There are over 300 million firearms in the United States, harming or killing 100,000 Americans a year, according the the US Bureau of Statistics. The NRA, which was not political from inception in 1871, became so in 1975 when they created a lobbying arm headed by Harlon Carter, a convicted murderer who denied it then came clean with a shrug : "I have nothing to hide" he told the NYT who broke the story. That was June 1981 or shortly after John Hinckley Jr shot President Reagan.
Between 1968 and 2012, the idea that owning and carrying a gun is both a fundamental American freedom and act an act of citizenship (the New Yorker reports) gained wide acceptance and, along with it, the principal that this right is absolute and cannot be compromised; gun-control legislation was diluted, defeated, overturned or allowed to expire; the right to carry a concealed handgun became nearly ubiquitous; Stand Your Ground legislation passed in half the states; and , in 2008, in District of Columbia v. Heller, the Supreme Court ruled, in a 5-4 decision, that the District's 1975 Firearms Control Regulations Act was unconstitutional.
The majority of Americans A) do not own a firearm; and B) would support most laws regulating their use and overwhelmingly support common-sense measures like preventing criminals from having them.

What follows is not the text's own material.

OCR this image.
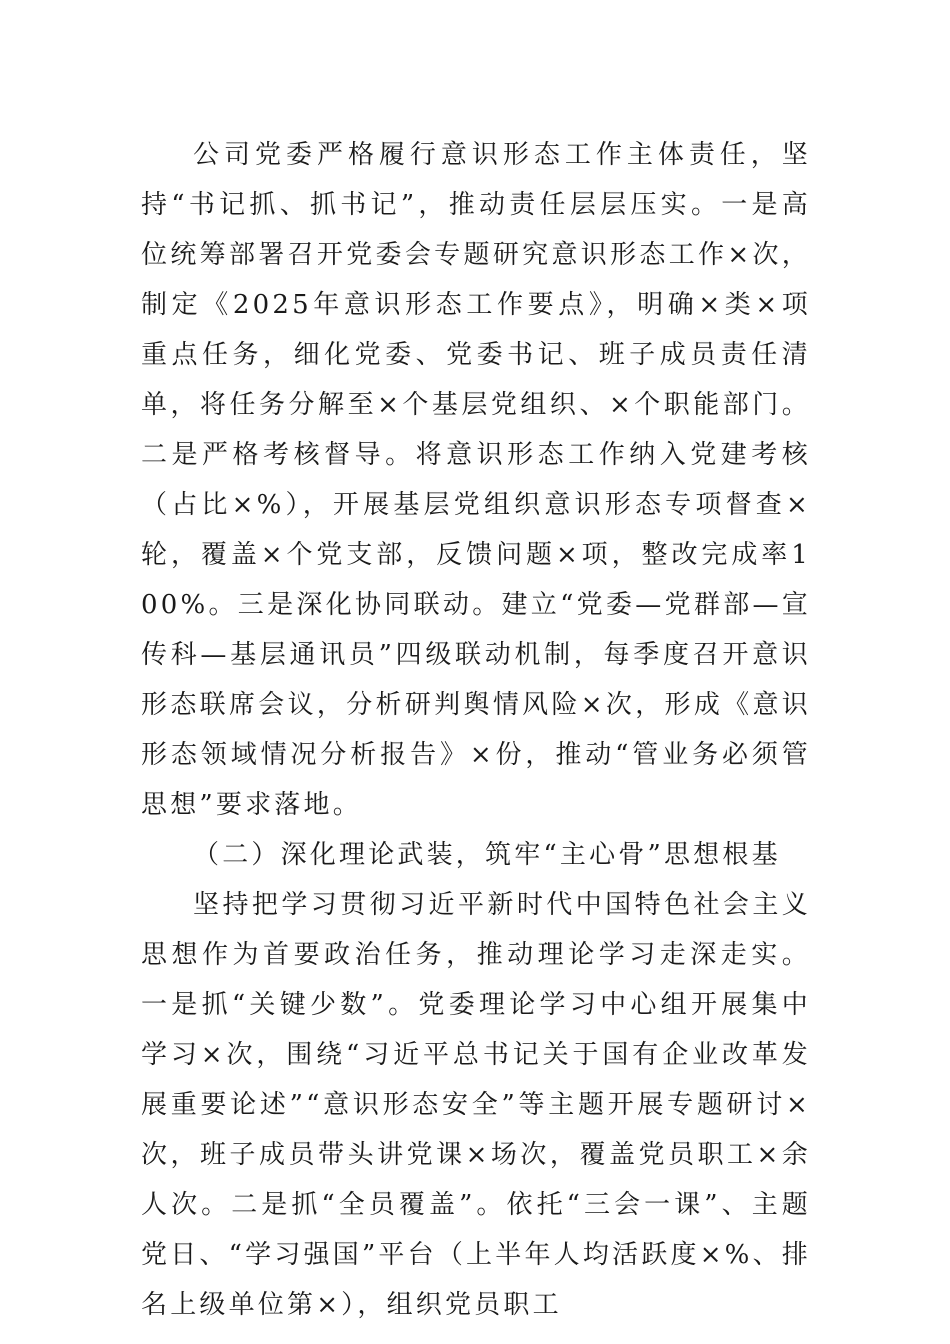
公司党委严格履行意识形态工作主体责任，坚持“书记抓、抓书记”，推动责任层层压实。一是高位统筹部署召开党委会专题研究意识形态工作×次，制定《2025年意识形态工作要点》，明确×类×项重点任务，细化党委、党委书记、班子成员责任清单，将任务分解至×个基层党组织、×个职能部门。二是严格考核督导。将意识形态工作纳入党建考核（占比×%），开展基层党组织意识形态专项督查×轮，覆盖×个党支部，反馈问题×项，整改完成率100%。三是深化协同联动。建立“党委—党群部—宣传科—基层通讯员”四级联动机制，每季度召开意识形态联席会议，分析研判舆情风险×次，形成《意识形态领域情况分析报告》×份，推动“管业务必须管思想”要求落地。

（二）深化理论武装，筑牢“主心骨”思想根基

坚持把学习贯彻习近平新时代中国特色社会主义思想作为首要政治任务，推动理论学习走深走实。一是抓“关键少数”。党委理论学习中心组开展集中学习×次，围绕“习近平总书记关于国有企业改革发展重要论述”“意识形态安全”等主题开展专题研讨×次，班子成员带头讲党课×场次，覆盖党员职工×余人次。二是抓“全员覆盖”。依托“三会一课”、主题党日、“学习强国”平台（上半年人均活跃度×%、排名上级单位第×），组织党员职工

The NRA, run by David Keene, whose son is serving 10-years for, yes, shooting someone in a road-rage, is the most divisive, corrupting force in America.
Exhibit #1: Oikos University, a Christian college in Oakland, where One Goh killed seven students with a .45-calibre semiautomatic pistol on 3 April, 2012. It did not make the front-page of The Times nor does it appear any where near the top of a Google search. Try it.
"One of the greatest pieces of fraud, I repeat the word 'fraud', on the American public by the special-interest groups that I have ever seen in my lifetime."
--Former US Supreme Court Chief Justice Warren Burger on the post-1970s interpretation of the Second Amendment to the US Constitution.